“I might have known it,” repeated the skipper to himself. Then turning to me:
“I’ve had Garnett with me as mate six voyages, Mr. Gore, and I’ve never seen a more unreasonable critter in my life. What do you suppose he’s doing on that Englishman, anyway? She looks mighty light for the India trade.”
“I don’t know why he should be on her, except for the pay,” I replied. “Garnett’s a rough mate and would just as soon sail under one flag as another. He’s been under about all. The vessel does look uncommonly light.”
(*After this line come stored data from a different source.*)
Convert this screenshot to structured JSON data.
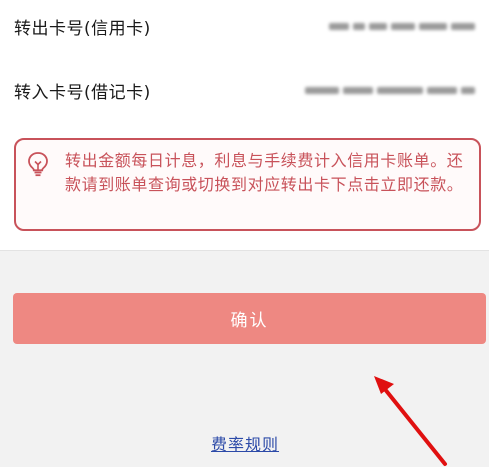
{
  "transfer_out": {
    "label": "转出卡号(信用卡)"
  },
  "transfer_in": {
    "label": "转入卡号(借记卡)"
  },
  "notice": {
    "icon": "lightbulb-icon",
    "text": "转出金额每日计息，利息与手续费计入信用卡账单。还款请到账单查询或切换到对应转出卡下点击立即还款。"
  },
  "actions": {
    "confirm_label": "确认",
    "rules_label": "费率规则"
  },
  "colors": {
    "accent_red": "#c8525a",
    "button_bg": "#ee8882",
    "link_blue": "#2c4aa8",
    "annotation_arrow": "#e01010"
  }
}
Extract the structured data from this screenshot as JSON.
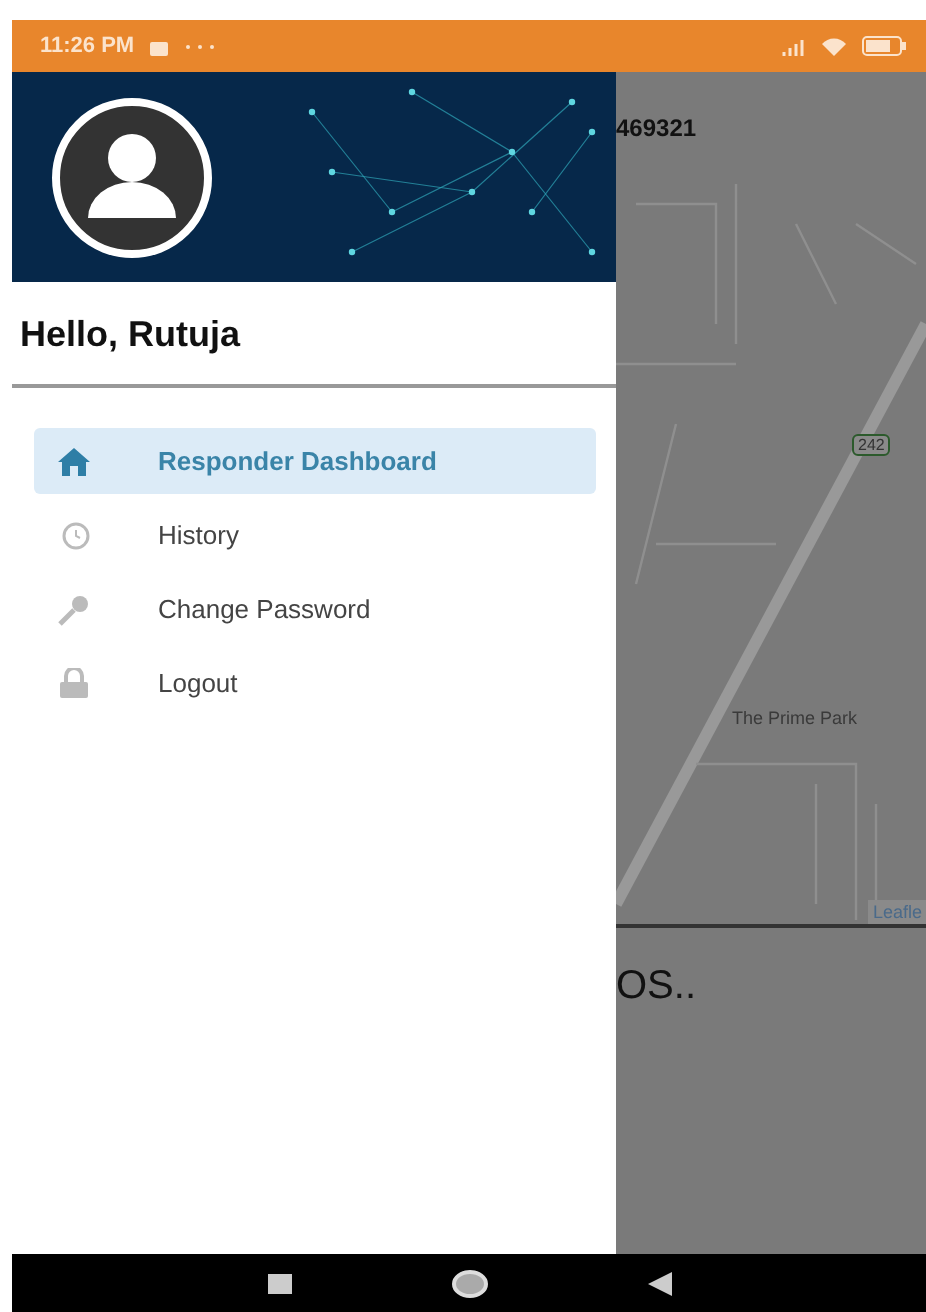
{
  "status_bar": {
    "time": "11:26 PM"
  },
  "drawer": {
    "greeting": "Hello, Rutuja",
    "items": [
      {
        "kind": "home",
        "label": "Responder Dashboard",
        "selected": true
      },
      {
        "kind": "history",
        "label": "History",
        "selected": false
      },
      {
        "kind": "key",
        "label": "Change Password",
        "selected": false
      },
      {
        "kind": "lock",
        "label": "Logout",
        "selected": false
      }
    ]
  },
  "background": {
    "header_text": "469321",
    "map": {
      "route_shield": "242",
      "place": "The Prime Park",
      "attribution": "Leafle"
    },
    "status_text": "OS.."
  }
}
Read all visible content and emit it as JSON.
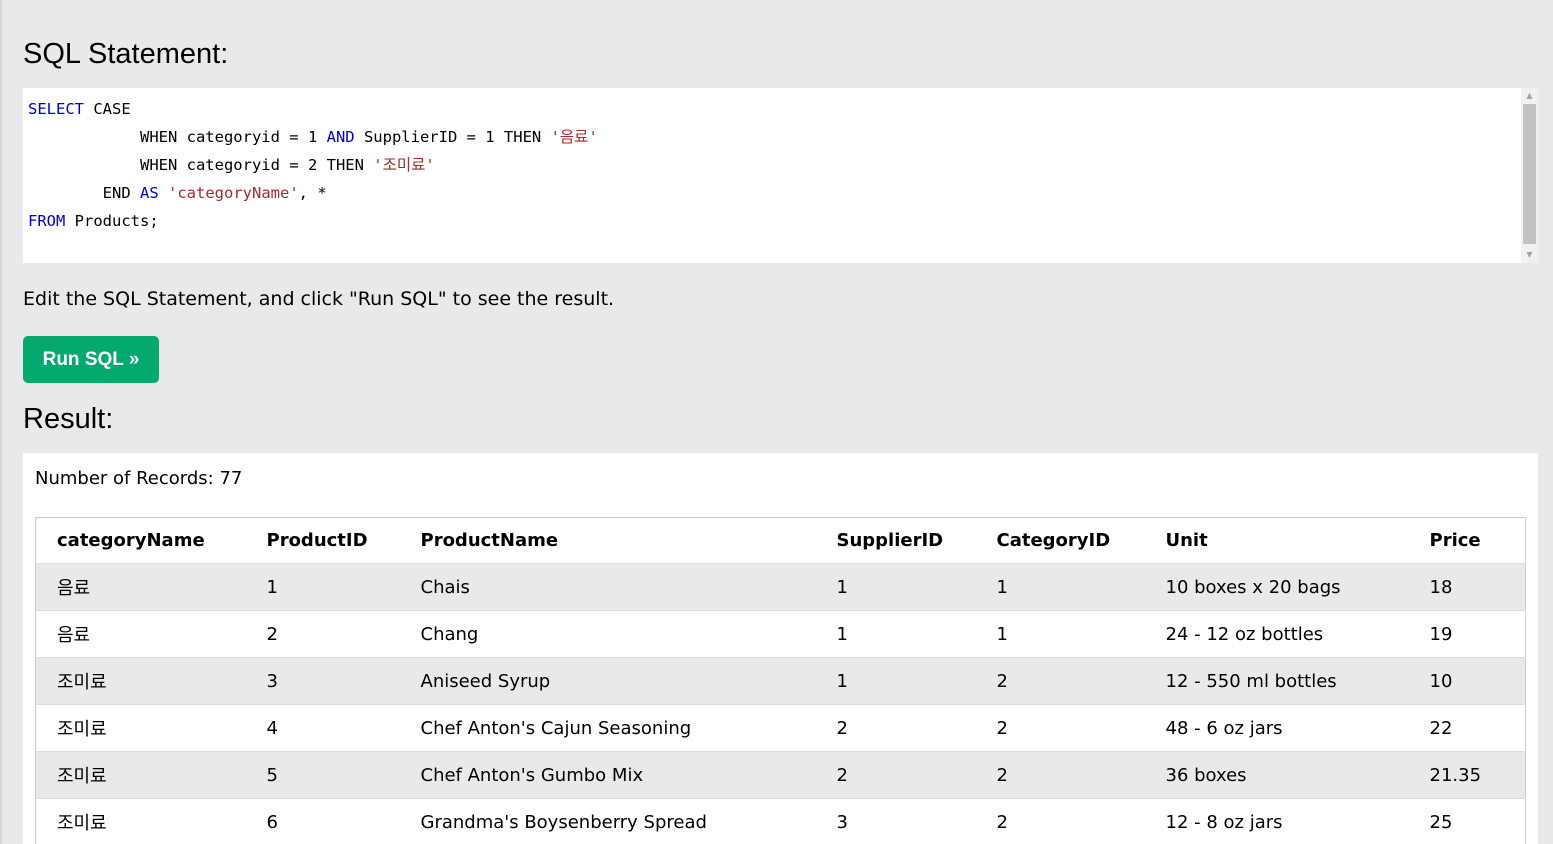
{
  "sql_heading": "SQL Statement:",
  "editor": {
    "lines": [
      [
        {
          "t": "SELECT",
          "c": "kw"
        },
        {
          "t": " CASE",
          "c": ""
        }
      ],
      [
        {
          "t": "            WHEN categoryid = 1 ",
          "c": ""
        },
        {
          "t": "AND",
          "c": "kw"
        },
        {
          "t": " SupplierID = 1 THEN ",
          "c": ""
        },
        {
          "t": "'음료'",
          "c": "str"
        }
      ],
      [
        {
          "t": "            WHEN categoryid = 2 THEN ",
          "c": ""
        },
        {
          "t": "'조미료'",
          "c": "str"
        }
      ],
      [
        {
          "t": "        END ",
          "c": ""
        },
        {
          "t": "AS",
          "c": "kw"
        },
        {
          "t": " ",
          "c": ""
        },
        {
          "t": "'categoryName'",
          "c": "str"
        },
        {
          "t": ", *",
          "c": ""
        }
      ],
      [
        {
          "t": "FROM",
          "c": "kw"
        },
        {
          "t": " Products;",
          "c": ""
        }
      ]
    ]
  },
  "instruction": "Edit the SQL Statement, and click \"Run SQL\" to see the result.",
  "run_button": "Run SQL »",
  "result_heading": "Result:",
  "record_count": "Number of Records: 77",
  "table": {
    "headers": [
      "categoryName",
      "ProductID",
      "ProductName",
      "SupplierID",
      "CategoryID",
      "Unit",
      "Price"
    ],
    "rows": [
      [
        "음료",
        "1",
        "Chais",
        "1",
        "1",
        "10 boxes x 20 bags",
        "18"
      ],
      [
        "음료",
        "2",
        "Chang",
        "1",
        "1",
        "24 - 12 oz bottles",
        "19"
      ],
      [
        "조미료",
        "3",
        "Aniseed Syrup",
        "1",
        "2",
        "12 - 550 ml bottles",
        "10"
      ],
      [
        "조미료",
        "4",
        "Chef Anton's Cajun Seasoning",
        "2",
        "2",
        "48 - 6 oz jars",
        "22"
      ],
      [
        "조미료",
        "5",
        "Chef Anton's Gumbo Mix",
        "2",
        "2",
        "36 boxes",
        "21.35"
      ],
      [
        "조미료",
        "6",
        "Grandma's Boysenberry Spread",
        "3",
        "2",
        "12 - 8 oz jars",
        "25"
      ]
    ]
  },
  "colors": {
    "page_bg": "#e7e9eb",
    "run_button_bg": "#04aa6d",
    "keyword": "#0000cd",
    "string": "#a52a2a"
  }
}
The skipper stood watching the Englishman for some time, but as she appeared to draw no nearer, he finally went below. The Arrow, having no steering way, now drifted so as to bring the stranger almost head on, so I could no longer see the men on her quarter-deck.
In the morning, after I had passed a restless night, I turned out with but little appetite for breakfast. I knew well enough what was the matter with me, and, had I been ashore, I would have put some distance between myself and our passengers.
I was about as awkward at the table as it was possible to be, but I dared not shirk the ordeal, for fear of making an idiot of myself before Captain Crojack.
It’s all well enough to joke about such matters, and say they don’t last, and that no man ever died for love, but joking don’t help the case in any way whatever.
The cholera don’t last long after it takes a man, either, for that matter. It’s just as well to look the subject squarely in the face.
That no man ever died for love is an absurd statement. There are more men killed or ruined by this mental disturbance than any other.
That its origin is not purely physical even a deep-water sailor knows. That it don’t last is also certain, for nothing human ever does last above a certain limited time.